The political system of the People's Republic of China (PRC) is dominated by the Chinese Communist Party (CCP), led by a small Politburo and a larger Central Committee. The challenges facing CCP collective leadership are enormous, and include such critical issues as how to ensure CCP political control over the country while implementing policies to respect individual rights, institute rule by law, expand the market economy, and remain open to the outside world. Because of its large size, diverse population, and historical tradition, China probably will always gravitate toward strong centralized government. However, single-party political dominance creates too many opportunities for corruption, ill-conceived policies, officially tolerated injustice, favoritism, and human rights abuses. Where political power is too concentrated, the worst in men's character can be sheltered by membership in the governing elite. Pressure for political reform will steadily increase in modern China, but single party systems often have great difficulty in meeting those popular expectations.
One central problem of China's politics is how to hold the government accountable to the people, an issue made ever more pressing by rising standards of living, higher education, the social media, and modern means of communications such as the Internet.

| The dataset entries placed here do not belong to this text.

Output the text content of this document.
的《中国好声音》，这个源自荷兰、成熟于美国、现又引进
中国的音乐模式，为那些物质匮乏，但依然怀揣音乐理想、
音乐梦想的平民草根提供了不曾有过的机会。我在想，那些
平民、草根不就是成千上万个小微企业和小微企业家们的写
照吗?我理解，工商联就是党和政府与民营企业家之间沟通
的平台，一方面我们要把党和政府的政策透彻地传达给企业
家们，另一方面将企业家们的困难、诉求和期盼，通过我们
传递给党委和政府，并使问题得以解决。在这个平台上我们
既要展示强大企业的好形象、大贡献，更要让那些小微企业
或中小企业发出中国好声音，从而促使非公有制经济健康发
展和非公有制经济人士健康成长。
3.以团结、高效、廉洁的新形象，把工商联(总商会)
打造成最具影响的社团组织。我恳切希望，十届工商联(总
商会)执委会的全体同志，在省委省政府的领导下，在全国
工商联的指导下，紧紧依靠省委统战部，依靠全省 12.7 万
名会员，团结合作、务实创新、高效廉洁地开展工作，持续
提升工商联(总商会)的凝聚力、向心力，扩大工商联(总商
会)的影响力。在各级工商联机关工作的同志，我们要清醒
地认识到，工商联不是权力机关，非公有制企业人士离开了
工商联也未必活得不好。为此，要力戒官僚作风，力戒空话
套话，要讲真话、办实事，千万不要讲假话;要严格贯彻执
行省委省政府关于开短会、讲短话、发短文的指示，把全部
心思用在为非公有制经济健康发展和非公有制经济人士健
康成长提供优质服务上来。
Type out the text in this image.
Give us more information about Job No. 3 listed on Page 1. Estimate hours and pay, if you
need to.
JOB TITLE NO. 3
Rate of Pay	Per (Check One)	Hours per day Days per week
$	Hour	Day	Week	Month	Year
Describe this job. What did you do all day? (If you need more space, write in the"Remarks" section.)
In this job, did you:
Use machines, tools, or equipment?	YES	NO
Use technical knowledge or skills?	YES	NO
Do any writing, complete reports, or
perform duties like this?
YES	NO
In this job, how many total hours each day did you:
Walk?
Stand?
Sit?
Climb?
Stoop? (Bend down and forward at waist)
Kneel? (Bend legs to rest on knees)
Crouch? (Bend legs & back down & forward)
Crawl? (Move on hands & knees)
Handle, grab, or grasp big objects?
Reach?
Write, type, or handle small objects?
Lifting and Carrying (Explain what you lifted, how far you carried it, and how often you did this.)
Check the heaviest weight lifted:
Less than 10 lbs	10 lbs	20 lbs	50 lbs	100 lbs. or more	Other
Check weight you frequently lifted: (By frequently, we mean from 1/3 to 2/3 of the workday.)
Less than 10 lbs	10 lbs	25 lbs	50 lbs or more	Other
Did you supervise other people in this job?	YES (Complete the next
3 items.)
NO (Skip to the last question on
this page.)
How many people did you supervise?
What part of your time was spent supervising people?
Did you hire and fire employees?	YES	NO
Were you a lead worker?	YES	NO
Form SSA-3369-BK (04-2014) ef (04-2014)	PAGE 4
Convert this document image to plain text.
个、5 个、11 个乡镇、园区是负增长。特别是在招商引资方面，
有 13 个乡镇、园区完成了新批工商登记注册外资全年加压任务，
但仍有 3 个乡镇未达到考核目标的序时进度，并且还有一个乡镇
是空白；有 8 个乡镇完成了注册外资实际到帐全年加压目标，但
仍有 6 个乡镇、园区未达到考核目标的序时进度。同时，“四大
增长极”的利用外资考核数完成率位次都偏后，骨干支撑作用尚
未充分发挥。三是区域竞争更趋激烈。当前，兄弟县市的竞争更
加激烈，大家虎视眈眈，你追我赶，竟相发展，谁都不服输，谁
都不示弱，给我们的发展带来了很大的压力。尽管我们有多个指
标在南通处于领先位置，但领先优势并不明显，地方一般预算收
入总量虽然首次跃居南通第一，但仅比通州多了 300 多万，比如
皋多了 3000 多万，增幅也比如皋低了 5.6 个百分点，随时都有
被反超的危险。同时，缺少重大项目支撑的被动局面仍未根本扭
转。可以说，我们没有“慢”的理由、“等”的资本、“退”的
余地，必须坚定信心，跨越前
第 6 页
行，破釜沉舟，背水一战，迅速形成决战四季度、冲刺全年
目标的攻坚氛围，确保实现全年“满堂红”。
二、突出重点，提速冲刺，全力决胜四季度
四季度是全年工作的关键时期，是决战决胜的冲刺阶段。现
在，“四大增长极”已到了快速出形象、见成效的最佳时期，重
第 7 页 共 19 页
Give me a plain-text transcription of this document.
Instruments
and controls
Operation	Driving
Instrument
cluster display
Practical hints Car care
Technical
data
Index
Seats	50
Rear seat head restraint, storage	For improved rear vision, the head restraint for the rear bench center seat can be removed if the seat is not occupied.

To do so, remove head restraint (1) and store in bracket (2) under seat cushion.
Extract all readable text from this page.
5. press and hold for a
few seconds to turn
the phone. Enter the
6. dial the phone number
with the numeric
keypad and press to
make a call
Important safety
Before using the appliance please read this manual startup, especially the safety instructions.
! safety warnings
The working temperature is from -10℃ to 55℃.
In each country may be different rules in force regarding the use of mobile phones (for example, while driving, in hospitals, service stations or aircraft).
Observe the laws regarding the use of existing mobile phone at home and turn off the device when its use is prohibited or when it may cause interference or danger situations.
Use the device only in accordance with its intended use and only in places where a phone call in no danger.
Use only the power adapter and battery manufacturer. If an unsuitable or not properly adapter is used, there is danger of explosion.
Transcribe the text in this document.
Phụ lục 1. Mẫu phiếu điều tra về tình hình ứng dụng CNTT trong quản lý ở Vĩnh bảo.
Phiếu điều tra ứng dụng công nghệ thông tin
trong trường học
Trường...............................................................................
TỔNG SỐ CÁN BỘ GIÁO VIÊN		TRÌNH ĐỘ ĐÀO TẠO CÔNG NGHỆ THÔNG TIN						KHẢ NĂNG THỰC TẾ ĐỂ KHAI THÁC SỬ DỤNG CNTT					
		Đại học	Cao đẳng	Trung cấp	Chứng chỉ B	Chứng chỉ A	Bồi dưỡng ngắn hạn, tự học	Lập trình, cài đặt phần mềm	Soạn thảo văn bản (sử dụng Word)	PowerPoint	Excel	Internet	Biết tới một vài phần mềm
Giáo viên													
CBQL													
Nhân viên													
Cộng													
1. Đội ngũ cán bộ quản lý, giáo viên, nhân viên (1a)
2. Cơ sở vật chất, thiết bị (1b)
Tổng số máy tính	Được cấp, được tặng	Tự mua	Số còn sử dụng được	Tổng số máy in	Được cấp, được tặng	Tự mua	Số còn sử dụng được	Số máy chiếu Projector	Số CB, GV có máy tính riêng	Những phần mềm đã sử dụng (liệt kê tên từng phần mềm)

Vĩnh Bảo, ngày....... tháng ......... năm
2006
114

If the CCP cannot discipline itself and succeed in drawing into its ranks individuals necessary to administer a highly complex, modern society, then the continuation of the Party as the dominant political power in China cannot be assumed.
How the CCP leadership responds to this challenge is a determining factor in the future of U.S.-China-Taiwan relations. If the CCP can reform in a progressive and peaceful manner, then Chinese policies toward the Taiwan issue will likely be moderate and peaceful. If the CCP digs in its heels and oppresses legitimate voices from the Chinese people asking for more government accountability and political reform, then the Party's leadership may decide to heat up the Taiwan issue as a nationalistic mantra that buys the CCP more time.
Taiwan's political challenges are different, but equally difficult. One key issue in Taiwan's politics is the relationship of the island to mainland China. Other factors -- personalities, corruption, local political factions, ethnicity, and especially the economy and standards of living -- heavily influence the outcome of elections on the island. But at the root of many political differences between the two major competing parties -- the Kuomintang and the Democratic Progressive Party (KMT and DPP) -- is the issue of how best to maintain Taiwan's de facto independence in the face of persistent PRC efforts to gain control over the island through various "soft" and "hard" strategies.
Taiwan is, culturally speaking, almost entirely Chinese. The huge majority of the people are of Chinese ancestry. Yet the island's population is divided sharply between those who consider themselves ethically Taiwanese and those who consider themselves ethically Chinese. Ethnic identification forms a core of supporters of the KMT and DPP. Both parties have powerful factions which have hard positions on whether Taiwan eventually should unify with a more democratic China or whether Taiwan should become formally independent from China as a separate nation-state. Neither position dominates Taiwan's politics, yet each is so strongly held that its supporters can paralyze political processes if they believe trends are moving in directions they oppose.
As a result of these nearly irreconcilable differences, Taiwan's government functions with limited policy options. Some things, like a strong economy, need for self-defense, and broader international recognition, are supported by the vast majority of the people. But issues touching upon political relationships with China are highly divisive. Neither China nor the United States know for certain what the democratic government of Taiwan will do. Hence, Beijing and Washington -- to protect their own interests -- must keep their options open, including those involving possible military confrontation in the Taiwan Strait.
U.S. relations with China and Taiwan vary perennially in importance as issues in American domestic politics. However, Sino-American relations are nearly always considered by the U.S. government to be among the most important in the world. Most Americans today see China as a potential threat as well as a potential partner in regional and global affairs. U.S. policy towards China tends to vacillate over time between friend and foe, and to be inconsistent, characteristics reinforced by rotating administrations with their own agendas and priorities.
Generalizing U.S. views toward China and Taiwan is difficult, but these personal observations may be offered: Americans dislike communism and see no long-term reconciliation between communist states and democracies. Americans like the Chinese people and respect Chinese culture, but they have no experience with a strong China and therefore do not quite know how to respond to Beijing's reassertion of its traditional role in Asia. Americans believe their government should support democracies such as Taiwan, but they expect their friends to defend themselves and not be solely dependent on U.S. intervention.
Domestic politics in all three societies make the trilateral relationship between the United States, China, and Taiwan inherently unpredictable.